Published Nov. 21, 2023.

Nirsevimab (Beyfortus) RSV preventive antibodies for infants is in short supply. Encourage Abrysvo vaccine for pregnant people to protect babies from RSV. 

Washington will receive 7,700 50 mg and 600 100 mg nirsevimab doses for the remainder of respiratory syncytial virus (RSV) season. Centers for Disease Control and Prevention (CDC) released a Health Alert that includes guidance for healthcare providers. 

Providers should:

  • Know nirsevimab supply is on allocation from CDC. Washington Department of Health (DOH) is prioritizing tribal clinics and birthing hospitals.
  • Encourage pregnant people to get Abrysvo RSV vaccine at 32–36 weeks gestation to protect newborns from severe RSV after birth.
  • Give palivizumab (Synagis) to eligible infants instead of nirsevimab this RSV season.
  • Consider stocking Abrysvo at clinics that serve pregnant patients. 
  • Know pharmacists can give Abrysvo to pregnant patients, as Advisory Committee on Immunization Practices (ACIP) recommends it.
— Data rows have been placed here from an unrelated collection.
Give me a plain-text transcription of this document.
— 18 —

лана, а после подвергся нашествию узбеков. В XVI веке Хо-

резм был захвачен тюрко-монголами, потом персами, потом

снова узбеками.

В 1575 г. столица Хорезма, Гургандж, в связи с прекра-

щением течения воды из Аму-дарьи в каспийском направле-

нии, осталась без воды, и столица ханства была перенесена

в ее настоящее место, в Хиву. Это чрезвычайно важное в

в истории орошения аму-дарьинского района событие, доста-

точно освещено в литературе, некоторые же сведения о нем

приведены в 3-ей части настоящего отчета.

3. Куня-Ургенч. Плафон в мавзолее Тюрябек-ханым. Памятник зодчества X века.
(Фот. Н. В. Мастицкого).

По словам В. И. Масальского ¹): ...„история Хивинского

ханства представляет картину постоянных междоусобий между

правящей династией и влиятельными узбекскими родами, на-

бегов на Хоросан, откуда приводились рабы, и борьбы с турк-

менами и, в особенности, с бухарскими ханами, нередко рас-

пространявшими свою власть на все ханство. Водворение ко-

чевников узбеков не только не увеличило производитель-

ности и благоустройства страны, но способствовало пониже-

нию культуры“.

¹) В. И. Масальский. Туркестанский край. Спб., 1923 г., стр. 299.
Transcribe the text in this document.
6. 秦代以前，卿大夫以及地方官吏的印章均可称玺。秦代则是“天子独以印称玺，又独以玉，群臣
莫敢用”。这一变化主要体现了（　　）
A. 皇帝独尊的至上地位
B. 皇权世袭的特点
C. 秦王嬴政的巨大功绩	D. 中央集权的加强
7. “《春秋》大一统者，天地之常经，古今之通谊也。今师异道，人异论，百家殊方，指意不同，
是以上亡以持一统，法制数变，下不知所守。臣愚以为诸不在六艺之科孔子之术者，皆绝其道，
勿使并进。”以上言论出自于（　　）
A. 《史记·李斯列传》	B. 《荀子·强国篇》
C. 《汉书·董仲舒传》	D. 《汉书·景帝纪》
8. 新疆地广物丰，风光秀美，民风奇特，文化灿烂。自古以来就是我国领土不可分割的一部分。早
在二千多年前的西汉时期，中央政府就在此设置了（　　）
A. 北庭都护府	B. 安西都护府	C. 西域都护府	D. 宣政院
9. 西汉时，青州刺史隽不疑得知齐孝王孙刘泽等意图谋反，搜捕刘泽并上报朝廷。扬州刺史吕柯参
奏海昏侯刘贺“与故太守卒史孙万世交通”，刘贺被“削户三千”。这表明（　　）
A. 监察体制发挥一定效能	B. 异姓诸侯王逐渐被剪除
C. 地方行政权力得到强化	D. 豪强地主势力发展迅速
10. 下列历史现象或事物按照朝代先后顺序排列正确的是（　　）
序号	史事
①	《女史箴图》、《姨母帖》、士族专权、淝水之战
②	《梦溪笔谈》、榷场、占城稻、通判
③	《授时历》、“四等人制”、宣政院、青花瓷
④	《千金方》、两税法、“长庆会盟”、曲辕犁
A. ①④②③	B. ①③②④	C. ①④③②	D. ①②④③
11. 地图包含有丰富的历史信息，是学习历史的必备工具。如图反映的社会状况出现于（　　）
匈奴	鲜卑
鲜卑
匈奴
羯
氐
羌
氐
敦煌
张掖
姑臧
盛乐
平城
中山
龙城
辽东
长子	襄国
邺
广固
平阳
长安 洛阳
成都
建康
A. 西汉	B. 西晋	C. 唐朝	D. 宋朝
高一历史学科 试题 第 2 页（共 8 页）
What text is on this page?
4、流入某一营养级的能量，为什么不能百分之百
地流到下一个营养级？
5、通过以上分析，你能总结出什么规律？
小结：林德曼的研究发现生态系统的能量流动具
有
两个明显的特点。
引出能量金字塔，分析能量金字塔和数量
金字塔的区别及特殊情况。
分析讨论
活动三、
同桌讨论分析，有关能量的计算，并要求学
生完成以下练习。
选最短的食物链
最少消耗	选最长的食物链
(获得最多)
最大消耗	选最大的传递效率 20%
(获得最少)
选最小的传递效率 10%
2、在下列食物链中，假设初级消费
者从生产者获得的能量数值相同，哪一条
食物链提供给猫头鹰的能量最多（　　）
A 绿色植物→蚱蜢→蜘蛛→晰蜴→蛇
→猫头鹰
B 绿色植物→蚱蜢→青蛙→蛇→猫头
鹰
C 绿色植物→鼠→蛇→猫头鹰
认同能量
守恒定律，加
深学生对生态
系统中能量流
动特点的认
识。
Use the Abrysvo vaccine locator to find this vaccine.

Immunize.org released a standing order template for this RSV season to ensure infants meet eligibility criteria.

CDC recommends Abrysvo vaccine for pregnant people. 

Administer Abrysvo vaccine during RSV season (September–January).

  • Give without regard to timing of other vaccines. 
  • Administer between 32 weeks, 0 days and 36 weeks, 6 days gestation. 
  • This gives infants adequate protection from RSV, if administered at least 14 days before delivery.  
  • ACIP judged the benefits of vaccination outweighed risks. Efficacy against hospitalization for RSV was 48.2% during the approved dosing interval. See MMWR for complete efficacy and safety information. 
  • Arexvy, GSK’s RSV vaccine for older adults, is not approved for use in pregnancy.